The man who was to be my roommate for the next 4 days greeted me with a smile and pointed to the lift and asked why I didn't use it. I laughed at myself for not looking around the lobby downstairs for such a thing. He was kind and had a map ready for me with points of interest marked as well as the apartment's location so walking around would be a breeze. I was grateful for his kindness and very clean apartment and went to sleep.

The next day, I rose bright and early to wander around to familiarize myself with the area. It was very cold with strong winds and drizzle. I decided my first stop was going to be a coffee shop with warm pastries. I found a lovely spot near a square which had an amazing variety of pastries and coffee. I sat at a window and wrote while watching people walk by in the downpour that had started while I sipped my cortado.

When the rain stopped, I walked to the beach in hopes of tanning. The weather was still very cold and windy so I just walked the boardwalk until I reached a mountain. I saw the famous symbol for the Camino de Santiago that I have been contemplating on walking and decided to follow the sign to see a portion of this 500 mile trek. As I was ascending the mountain, the views became more spectacular and the weather warmed. I offered up my gratitude on this small portion of the trail and descended to revel in the sun on the beach below.

With the sun out, the water was a brilliant turquoise. A few brave sunbathers and swimmers flocked to the shore. I found a patio overlooking the beach and ordered what was to be my first mind blowing dish in San Sebastian...Iberican jamon tosta-- Iberican jamon on top of crusty bread with tomato rubbed into it, drizzled with olive oil and sprinkled with sea salt. The jamon in Spain is amazing. It is full of flavor and sliced perfectly thin. So delicious.

Contentment was the only emotion available at that moment and I basked in its beauty. With the gorgeous water, mouth watering food and warm sun, the beginning of my San Sebastian trip proved to be just what I needed after the vibrant, gorgeous and addicting cacophony of Barcelona.

Monday, May 19, 2014

Love Letter to Barcelona


Your streets are the veins where life flows through you. You are vibrant, colorful and always alive.

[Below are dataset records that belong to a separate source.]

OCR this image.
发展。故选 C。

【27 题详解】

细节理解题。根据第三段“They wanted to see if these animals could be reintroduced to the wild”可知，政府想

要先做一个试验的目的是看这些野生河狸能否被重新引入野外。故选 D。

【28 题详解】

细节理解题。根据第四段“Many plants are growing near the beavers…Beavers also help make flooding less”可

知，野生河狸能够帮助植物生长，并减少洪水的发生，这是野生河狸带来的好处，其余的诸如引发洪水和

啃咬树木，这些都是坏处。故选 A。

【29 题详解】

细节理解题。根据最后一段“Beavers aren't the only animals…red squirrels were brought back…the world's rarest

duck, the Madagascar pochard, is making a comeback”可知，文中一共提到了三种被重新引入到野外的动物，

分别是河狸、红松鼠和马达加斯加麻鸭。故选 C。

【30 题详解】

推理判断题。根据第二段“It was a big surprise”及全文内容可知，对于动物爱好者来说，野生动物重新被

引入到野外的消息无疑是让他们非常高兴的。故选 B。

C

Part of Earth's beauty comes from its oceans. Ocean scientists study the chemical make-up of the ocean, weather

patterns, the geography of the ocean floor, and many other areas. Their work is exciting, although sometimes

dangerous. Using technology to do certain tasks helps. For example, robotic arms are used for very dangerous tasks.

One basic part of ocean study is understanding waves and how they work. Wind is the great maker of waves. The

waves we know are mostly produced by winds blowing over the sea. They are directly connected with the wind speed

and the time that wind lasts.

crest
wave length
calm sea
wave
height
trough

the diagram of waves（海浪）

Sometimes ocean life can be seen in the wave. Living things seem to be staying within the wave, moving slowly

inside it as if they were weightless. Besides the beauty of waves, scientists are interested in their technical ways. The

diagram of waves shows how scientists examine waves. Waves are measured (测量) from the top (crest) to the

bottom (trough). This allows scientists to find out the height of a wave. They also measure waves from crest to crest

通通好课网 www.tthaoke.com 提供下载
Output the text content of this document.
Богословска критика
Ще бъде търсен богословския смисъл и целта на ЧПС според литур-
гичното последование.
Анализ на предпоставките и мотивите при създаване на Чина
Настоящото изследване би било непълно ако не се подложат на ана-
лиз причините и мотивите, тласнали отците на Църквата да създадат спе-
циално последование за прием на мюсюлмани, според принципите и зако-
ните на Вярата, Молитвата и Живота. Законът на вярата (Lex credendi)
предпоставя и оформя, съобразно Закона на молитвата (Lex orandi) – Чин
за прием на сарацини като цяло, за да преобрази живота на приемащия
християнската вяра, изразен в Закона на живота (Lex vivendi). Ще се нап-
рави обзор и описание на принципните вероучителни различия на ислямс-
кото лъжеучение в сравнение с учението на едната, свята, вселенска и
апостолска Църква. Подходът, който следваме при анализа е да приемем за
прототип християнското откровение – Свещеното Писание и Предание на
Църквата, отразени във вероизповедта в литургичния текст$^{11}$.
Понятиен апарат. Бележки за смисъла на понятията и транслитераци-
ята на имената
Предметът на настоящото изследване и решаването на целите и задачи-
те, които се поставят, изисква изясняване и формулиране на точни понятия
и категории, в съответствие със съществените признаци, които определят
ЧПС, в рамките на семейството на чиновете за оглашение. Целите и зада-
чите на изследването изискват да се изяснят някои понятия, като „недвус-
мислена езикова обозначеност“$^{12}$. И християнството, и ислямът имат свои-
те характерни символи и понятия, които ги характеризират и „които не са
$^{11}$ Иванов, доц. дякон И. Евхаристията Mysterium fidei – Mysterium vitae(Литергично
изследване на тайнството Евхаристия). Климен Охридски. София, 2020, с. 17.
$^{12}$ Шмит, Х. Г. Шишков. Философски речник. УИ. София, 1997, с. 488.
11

Your serenade is boisterous laughter, perfectly played guitars and the stomps of flamenco dancers. You wear the uniform of the bohemian--free flowing, one where colors are mixed not matched. Hair is uncombed yet beautifully tousled, thick with waves and colors from years in the sun. Your skin is bronzed with a slight hint of freckles, each telling of a sun drenched adventure. You feel passionately; fighting like a feral cat yet your love runs so deep it balances you out. Your scent is smokey and sweet--a blend of tobacco and fruit blossoms with a hint of petrol.

You are my lesson in anything goes and letting go. I was shown that nothing needs to happen in patterns. Life is messy, loud, chaotic and most of all beautiful. I learned to get lost and wander; opening my heart to peel back yet another layer. I held my breath in your presence...tense yet excited at the same time. You challenged my bravery and showed me another facet of my strength.